James Walston went to Eton and studied at Jesus College, Cambridge, and later at La Sapienza in Rome before returning to Cambridge for his Ph.D. He was one of six children of the millionaire Labour politician Baron Henry Walston and Catherine Walston, the American-born beauty who was for a number of years the lover of the author Graham Greene and the model for Greene’s novel The End of the Affair.

 Walston taught in many American programmes in Italy before becoming the chair of AUR’s Department of International Relations. Over his long career he specialized in contemporary Italian politics, conflict resolution issues and also established AUR’s Center for Research on Racism in Italy. His blog and his many newspaper articles as well as his media interviews illuminated the otherwise complicated arena of Italian politics, and won him firm friends from every part of Rome.

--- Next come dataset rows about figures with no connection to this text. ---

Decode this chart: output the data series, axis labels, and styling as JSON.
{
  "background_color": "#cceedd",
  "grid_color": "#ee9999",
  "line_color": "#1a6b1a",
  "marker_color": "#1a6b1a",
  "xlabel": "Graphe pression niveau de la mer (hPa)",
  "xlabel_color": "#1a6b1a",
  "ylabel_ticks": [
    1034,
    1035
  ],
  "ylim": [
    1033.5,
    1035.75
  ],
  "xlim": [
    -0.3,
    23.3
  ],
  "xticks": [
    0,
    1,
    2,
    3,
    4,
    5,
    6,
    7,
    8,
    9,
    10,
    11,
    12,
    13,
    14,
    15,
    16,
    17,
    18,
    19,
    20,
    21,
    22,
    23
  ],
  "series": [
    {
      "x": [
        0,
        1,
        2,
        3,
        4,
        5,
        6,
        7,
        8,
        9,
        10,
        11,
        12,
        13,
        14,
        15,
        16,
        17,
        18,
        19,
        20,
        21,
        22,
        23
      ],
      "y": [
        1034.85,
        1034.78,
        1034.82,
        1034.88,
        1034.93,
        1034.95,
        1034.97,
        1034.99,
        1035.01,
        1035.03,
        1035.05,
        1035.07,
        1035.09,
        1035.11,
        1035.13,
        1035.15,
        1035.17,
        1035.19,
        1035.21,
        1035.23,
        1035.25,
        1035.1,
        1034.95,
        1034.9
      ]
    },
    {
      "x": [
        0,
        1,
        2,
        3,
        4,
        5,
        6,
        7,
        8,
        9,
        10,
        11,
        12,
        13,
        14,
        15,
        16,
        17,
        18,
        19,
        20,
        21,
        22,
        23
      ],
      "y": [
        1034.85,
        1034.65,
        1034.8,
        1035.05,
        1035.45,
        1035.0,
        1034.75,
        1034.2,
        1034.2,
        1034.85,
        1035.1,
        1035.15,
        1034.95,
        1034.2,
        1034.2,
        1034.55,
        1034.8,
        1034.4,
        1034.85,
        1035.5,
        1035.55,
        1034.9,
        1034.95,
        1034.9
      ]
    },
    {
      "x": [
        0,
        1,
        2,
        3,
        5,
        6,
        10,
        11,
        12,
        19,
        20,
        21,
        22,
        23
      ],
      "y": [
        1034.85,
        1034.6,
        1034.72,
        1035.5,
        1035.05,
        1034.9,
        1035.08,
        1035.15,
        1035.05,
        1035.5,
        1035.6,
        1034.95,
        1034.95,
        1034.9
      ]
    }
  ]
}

In 1997, Prof. Walston became the first EU citizen to stand for election to the Rome City Council. Like George Orwell he combined being an old Etonian with left-leaning views, long supporting the Labour Party and lambasting Silvio Berlusconi in his blog that he allowed the Italian Insider to reproduce.

Dr. Hodges paid tribute to Prof. Walston as “a wonderfully engaging scholar, James was thoughtful, loyal and generous to his students and colleagues alike. His company and teaching will be profoundly missed.”

 James Walston, born 1949, died May 12, 2014, is survived by his wife Nora.